In [1]:
import numpy as np
import pandas as pd
import talib 

def fix_data(path):
    tmp = pd.read_csv(path, encoding="gbk", engine='python')
    tmp.rename(columns={'Unnamed: 0':'trading_time'}, inplace=True)
    tmp['trading_point'] = pd.to_datetime(tmp.trading_time)
    del tmp['trading_time']
    tmp.set_index(tmp.trading_point, inplace=True)
    return tmp

def High_2_Low(tmp, freq):
    """处理从RiceQuant下载的分钟线数据,
    从分钟线数据合成低频数据
    2017-08-11    
    """
    # 分别处理bar数据
    tmp_open = tmp['open'].resample(freq).ohlc()
    tmp_open = tmp_open['open'].dropna()

    tmp_high = tmp['high'].resample(freq).ohlc()
    tmp_high = tmp_high['high'].dropna()

    tmp_low = tmp['low'].resample(freq).ohlc()
    tmp_low = tmp_low['low'].dropna()

    tmp_close = tmp['close'].resample(freq).ohlc()
    tmp_close = tmp_close['close'].dropna()

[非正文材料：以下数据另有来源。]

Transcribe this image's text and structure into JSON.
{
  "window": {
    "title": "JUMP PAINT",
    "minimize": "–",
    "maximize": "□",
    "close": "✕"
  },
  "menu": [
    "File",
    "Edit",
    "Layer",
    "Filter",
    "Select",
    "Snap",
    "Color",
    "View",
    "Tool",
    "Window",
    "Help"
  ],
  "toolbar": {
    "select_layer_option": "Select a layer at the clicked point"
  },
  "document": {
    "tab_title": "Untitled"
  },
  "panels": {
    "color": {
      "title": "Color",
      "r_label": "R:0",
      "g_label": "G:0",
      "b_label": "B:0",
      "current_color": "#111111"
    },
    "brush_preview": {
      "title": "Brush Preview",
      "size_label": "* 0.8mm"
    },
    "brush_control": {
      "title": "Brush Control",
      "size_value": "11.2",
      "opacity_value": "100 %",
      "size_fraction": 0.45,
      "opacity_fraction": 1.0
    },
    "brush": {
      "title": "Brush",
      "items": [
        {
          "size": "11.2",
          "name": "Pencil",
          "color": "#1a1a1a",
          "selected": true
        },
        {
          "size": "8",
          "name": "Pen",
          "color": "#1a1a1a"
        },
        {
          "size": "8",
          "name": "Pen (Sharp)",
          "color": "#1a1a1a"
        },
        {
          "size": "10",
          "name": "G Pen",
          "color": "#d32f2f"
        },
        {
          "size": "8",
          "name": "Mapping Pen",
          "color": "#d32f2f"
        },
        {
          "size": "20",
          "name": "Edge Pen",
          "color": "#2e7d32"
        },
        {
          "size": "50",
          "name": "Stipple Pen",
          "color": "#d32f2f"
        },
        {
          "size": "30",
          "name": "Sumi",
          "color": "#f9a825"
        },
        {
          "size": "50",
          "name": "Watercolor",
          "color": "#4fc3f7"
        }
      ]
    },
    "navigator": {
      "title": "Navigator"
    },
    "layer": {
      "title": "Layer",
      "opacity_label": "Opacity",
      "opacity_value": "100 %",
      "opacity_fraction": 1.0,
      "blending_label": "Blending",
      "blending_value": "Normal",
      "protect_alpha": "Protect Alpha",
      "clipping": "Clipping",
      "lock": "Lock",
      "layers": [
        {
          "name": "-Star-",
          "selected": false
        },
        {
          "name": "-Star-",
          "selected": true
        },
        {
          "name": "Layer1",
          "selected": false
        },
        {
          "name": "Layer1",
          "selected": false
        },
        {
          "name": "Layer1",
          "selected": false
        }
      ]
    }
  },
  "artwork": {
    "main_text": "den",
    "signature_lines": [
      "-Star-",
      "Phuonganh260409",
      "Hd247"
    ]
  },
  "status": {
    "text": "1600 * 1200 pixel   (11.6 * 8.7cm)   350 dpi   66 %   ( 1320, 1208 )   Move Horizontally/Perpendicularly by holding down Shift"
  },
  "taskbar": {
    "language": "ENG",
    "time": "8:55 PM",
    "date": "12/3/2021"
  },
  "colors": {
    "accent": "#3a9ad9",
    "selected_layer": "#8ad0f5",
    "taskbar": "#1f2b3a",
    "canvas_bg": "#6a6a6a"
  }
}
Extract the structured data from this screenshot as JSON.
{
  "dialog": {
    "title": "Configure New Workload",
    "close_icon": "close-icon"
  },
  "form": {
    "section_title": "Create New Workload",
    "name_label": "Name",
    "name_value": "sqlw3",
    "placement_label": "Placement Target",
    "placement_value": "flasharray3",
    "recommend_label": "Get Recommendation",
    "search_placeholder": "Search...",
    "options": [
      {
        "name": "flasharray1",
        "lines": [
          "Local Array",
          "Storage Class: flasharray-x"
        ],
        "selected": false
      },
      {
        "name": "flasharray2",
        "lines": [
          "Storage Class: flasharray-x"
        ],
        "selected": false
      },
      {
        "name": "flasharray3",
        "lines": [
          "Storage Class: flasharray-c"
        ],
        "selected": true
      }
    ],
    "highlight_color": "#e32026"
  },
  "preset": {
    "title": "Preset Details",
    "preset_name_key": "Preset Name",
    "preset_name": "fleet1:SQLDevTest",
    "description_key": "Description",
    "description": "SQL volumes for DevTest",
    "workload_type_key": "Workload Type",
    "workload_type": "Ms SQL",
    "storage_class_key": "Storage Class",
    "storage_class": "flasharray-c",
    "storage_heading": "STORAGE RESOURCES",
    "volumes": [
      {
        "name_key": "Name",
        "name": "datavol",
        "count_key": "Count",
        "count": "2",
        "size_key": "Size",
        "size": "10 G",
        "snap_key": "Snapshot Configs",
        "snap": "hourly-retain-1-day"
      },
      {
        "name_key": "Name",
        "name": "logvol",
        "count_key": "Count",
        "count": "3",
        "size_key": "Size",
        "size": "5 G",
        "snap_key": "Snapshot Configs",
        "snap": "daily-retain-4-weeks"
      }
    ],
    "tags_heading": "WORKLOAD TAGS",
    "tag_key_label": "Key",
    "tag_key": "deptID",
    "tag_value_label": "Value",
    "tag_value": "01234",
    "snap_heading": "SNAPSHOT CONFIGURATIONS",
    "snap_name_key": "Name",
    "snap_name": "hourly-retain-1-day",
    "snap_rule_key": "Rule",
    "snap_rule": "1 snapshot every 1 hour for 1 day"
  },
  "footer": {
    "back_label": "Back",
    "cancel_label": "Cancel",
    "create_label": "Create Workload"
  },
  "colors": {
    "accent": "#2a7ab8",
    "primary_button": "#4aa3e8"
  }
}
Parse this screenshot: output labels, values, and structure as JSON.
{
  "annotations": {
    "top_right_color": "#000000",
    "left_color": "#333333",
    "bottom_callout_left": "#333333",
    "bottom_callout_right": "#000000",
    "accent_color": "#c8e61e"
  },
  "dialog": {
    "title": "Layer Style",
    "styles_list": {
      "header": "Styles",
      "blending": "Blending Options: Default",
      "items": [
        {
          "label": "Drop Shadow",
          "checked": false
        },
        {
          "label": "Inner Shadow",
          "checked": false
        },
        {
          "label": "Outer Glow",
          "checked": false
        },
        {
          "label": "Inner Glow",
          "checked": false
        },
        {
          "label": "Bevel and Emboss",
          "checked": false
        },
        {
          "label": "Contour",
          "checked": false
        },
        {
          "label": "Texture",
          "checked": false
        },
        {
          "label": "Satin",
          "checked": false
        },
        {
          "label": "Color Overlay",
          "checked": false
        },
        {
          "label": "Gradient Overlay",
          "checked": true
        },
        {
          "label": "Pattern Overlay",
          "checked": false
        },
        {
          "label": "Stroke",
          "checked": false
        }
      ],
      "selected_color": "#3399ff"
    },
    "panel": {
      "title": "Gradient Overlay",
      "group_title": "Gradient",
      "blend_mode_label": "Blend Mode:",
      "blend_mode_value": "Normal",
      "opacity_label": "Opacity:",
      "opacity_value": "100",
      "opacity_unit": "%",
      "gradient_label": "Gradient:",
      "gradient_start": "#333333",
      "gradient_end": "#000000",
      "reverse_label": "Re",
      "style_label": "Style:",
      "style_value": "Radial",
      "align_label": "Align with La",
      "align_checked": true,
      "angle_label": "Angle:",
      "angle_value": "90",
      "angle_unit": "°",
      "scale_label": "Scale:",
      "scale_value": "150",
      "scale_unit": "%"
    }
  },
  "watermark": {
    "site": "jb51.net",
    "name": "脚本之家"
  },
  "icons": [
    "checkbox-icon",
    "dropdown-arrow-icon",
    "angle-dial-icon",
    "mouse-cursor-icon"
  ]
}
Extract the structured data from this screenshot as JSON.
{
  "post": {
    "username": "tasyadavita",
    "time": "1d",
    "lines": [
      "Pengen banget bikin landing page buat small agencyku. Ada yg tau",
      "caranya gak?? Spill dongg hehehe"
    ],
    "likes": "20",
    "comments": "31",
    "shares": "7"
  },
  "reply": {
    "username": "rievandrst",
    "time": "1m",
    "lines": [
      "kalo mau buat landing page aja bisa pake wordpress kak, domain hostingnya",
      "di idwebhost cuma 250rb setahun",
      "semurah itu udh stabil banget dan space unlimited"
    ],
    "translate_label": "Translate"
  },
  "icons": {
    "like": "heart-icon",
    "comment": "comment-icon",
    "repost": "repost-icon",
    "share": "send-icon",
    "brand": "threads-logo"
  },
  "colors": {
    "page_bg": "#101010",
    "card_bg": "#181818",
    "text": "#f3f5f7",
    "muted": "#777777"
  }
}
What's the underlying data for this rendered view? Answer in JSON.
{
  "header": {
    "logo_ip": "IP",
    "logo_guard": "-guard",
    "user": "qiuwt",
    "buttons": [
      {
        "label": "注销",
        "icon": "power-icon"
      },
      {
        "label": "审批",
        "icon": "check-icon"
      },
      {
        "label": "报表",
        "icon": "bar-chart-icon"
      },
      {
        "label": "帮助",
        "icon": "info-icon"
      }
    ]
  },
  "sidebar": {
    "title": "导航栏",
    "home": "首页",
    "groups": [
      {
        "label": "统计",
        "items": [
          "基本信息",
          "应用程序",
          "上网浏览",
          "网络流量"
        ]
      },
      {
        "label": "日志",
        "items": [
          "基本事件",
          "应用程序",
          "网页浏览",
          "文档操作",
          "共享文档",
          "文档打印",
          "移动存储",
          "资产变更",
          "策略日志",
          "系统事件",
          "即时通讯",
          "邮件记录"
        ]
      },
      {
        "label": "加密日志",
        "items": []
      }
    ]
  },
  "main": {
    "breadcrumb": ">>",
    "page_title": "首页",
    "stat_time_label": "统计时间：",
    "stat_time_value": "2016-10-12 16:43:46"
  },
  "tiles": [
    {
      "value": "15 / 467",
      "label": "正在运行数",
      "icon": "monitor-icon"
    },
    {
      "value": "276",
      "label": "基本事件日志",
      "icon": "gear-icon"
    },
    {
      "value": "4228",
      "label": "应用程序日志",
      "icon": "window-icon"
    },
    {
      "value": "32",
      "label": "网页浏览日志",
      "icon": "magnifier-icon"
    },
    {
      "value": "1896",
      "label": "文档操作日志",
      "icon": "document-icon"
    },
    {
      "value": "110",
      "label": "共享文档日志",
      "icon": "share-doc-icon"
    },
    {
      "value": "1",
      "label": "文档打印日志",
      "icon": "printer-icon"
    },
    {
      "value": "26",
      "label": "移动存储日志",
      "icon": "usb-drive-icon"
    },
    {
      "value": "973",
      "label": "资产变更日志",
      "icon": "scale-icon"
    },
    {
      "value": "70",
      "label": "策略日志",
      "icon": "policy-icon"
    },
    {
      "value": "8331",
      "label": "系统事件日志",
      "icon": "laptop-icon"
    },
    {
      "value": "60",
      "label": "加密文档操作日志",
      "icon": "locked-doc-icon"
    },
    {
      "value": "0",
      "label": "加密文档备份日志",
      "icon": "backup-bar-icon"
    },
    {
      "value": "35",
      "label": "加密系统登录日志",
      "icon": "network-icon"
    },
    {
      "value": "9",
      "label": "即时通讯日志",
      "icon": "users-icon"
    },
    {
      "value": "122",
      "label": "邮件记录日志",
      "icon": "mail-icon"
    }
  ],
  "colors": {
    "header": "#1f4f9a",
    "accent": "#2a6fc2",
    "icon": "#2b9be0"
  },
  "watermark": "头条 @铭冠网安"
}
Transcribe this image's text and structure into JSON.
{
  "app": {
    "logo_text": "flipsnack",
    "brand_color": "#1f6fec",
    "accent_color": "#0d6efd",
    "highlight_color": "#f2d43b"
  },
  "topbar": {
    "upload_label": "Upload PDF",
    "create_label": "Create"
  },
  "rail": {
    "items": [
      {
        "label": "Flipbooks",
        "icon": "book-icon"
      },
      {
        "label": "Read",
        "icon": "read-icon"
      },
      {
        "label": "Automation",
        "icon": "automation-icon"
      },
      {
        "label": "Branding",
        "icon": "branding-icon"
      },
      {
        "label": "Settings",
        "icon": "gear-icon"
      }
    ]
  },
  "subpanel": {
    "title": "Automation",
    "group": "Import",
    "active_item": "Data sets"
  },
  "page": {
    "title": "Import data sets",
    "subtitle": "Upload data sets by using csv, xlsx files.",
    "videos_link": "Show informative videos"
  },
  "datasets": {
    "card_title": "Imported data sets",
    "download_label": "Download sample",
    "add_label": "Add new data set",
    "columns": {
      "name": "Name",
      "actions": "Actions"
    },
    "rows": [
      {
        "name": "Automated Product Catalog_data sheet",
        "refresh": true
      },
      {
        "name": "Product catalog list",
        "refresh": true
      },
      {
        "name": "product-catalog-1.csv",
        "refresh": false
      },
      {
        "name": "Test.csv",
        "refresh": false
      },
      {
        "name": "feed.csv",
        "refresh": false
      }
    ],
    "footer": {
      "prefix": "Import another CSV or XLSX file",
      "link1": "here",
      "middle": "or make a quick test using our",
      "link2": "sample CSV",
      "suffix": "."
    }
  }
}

    tmp_price = pd.concat([tmp_open, tmp_high, tmp_low, tmp_close], axis=1)
    
    # 处理成交量
    tmp_volume = tmp['volume'].resample(freq).sum()
    tmp_volume.dropna(inplace=True)
    
    return pd.concat([tmp_price, tmp_volume], axis=1)

def get_factors(index, 
                Open, 
                Close, 
                High, 
                Low, 
                Volume,
                rolling = 26,
                drop=False, 
                normalization=True):
    
    tmp = pd.DataFrame()
    tmp['tradeTime'] = index
    
    #累积/派发线(Accumulation / Distribution Line,该指标将每日的成交量通过价格加权累计,
    #用以计算成交量的动量。属于趋势型因子
    tmp['AD'] = talib.AD(High, Low, Close, Volume)

    # 佳庆指标(Chaikin Oscillator),该指标基于AD曲线的指数移动均线而计算得到。属于趋势型因子
    tmp['ADOSC'] = talib.ADOSC(High, Low, Close, Volume, fastperiod=3, slowperiod=10)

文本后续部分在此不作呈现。